352 :血液検査

25頭の羊それぞれに, 羊の個体数のうち2%に感染することで知られる希少なウイルスの検査を行うことになった. 血液サンプルを使用する正確で超高感度なPCR(ポリメラーゼ連鎖反応法)検査があり, 明確に陰性, 陽性を判定してくれる. しかし, この検査は非常に時間と費用がかかる.

高コストを理由に, 担当の獣医は25頭それぞれを検査するのではなく, 代わりに以下の手続きで行うことを勧めた :

羊を5頭ずつの5グループに分ける. それぞれのグループ5頭分の血液サンプルを混合し, 検査を1回行う. それから,

  • もし結果が陰性なら, そのグループの羊すべてがウイルスに感染していないとみなす.

  • もし結果が陽性なら, 感染している個体(複数の場合もある)を識別するために(それぞれ個別に)5回の追加検査を行う.
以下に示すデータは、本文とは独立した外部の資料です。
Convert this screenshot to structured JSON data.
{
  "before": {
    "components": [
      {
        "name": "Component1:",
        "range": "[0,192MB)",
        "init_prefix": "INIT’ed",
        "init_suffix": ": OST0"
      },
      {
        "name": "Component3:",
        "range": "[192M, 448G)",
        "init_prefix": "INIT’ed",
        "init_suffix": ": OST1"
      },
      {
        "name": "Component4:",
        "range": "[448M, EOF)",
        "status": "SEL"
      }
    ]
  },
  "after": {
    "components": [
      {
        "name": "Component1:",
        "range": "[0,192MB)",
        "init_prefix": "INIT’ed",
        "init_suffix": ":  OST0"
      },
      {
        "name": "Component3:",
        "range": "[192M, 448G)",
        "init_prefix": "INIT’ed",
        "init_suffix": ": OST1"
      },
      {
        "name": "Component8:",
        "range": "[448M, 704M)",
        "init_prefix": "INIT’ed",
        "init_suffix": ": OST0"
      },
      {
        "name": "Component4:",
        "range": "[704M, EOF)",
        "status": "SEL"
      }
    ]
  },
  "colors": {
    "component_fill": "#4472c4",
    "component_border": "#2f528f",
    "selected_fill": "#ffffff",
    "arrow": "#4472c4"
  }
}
感染している確率は0.02なので, グループそれぞれの(混合サンプルにおいての)最初の検査は以下のようになる :

  • 陰性(追加検査が不要)の確率 0.985=0.90392079680.98^5 = 0.9039207968

  • 陽性(5回の追加検査が必要)の確率 10.9039207968=0.09607920321 - 0.9039207968 = 0.0960792032

このように, それぞれのグループに対しての検査回数の期待数は 1 + 0.0960792032 × 5 = 1.480396016 となる. 結果, 5グループすべてでは平均 1.480396016 × 5 = 7.40198008 回の検査回数でふるい分けすることができ, 70%以上のコスト節約になる!

以上のように説明してきた手順はとても効果的に見えるが, まだ改善の余地がある(検査が十分高感度で, サンプルの混合による悪影響がないと仮定すれば). 例を挙げると, :

  • 最初に25個のサンプルすべてを混合して検査を行うとしよう. この検査が陰性になる確率は約60.35%になり, その場合は追加検査の必要はない. 残りの 39.65% の場合に対してのみ, さらなる検査が必要になる.

  • もし5頭のグループのうち少なくとも1頭の動物が感染していることがわかっており, 4頭の個体検査を行った結果が陰性だった場合, 5頭目の検査は(感染していることがわかったので)行う必要がない.

  • 検査の期待回数の総計が一番少なくなるように, それぞれの段階で, グループの数を変えたり, またはそれぞれのグループの頭数を変えたりして調節できる.

可能性が非常に多岐にわたるのを簡単にするため, 最もコスト効率の高い検査計画を考えるうえで一つの制約を課すこととする:混合したサンプルから始めたとき, このサンプルに関わる羊が完全にふるい分けされる(つまり全ての羊についてウィルスに感染しているかいないかが判明する)まで, 他の羊の調査を始めてはならない.

今の例では, 最もコスト効率の高い検査計画(これを「最適戦略」と呼ぼう)は平均でたったの 4.155452 回の検査で済む!

最適戦略を使って, 確率ppでウイルスに感染した個体がss頭いる羊の群れをふるい分けするのに必要な平均検査回数をT(s,p)T(s,p)としよう. 小数点以下7桁の位で四捨五入するとT(25,0.02)=4.155452,T(25,0.10)=12.702124T(25, 0.02) = 4.155452, T(25, 0.10) = 12.702124となる.

p=0.01,0.02,0.03,...0.50p=0.01, 0.02, 0.03, ... 0.50のときのT(10000,p)\sum T(10000,p)を求めよ. 小数点以下7桁の位で四捨五入して回答すること.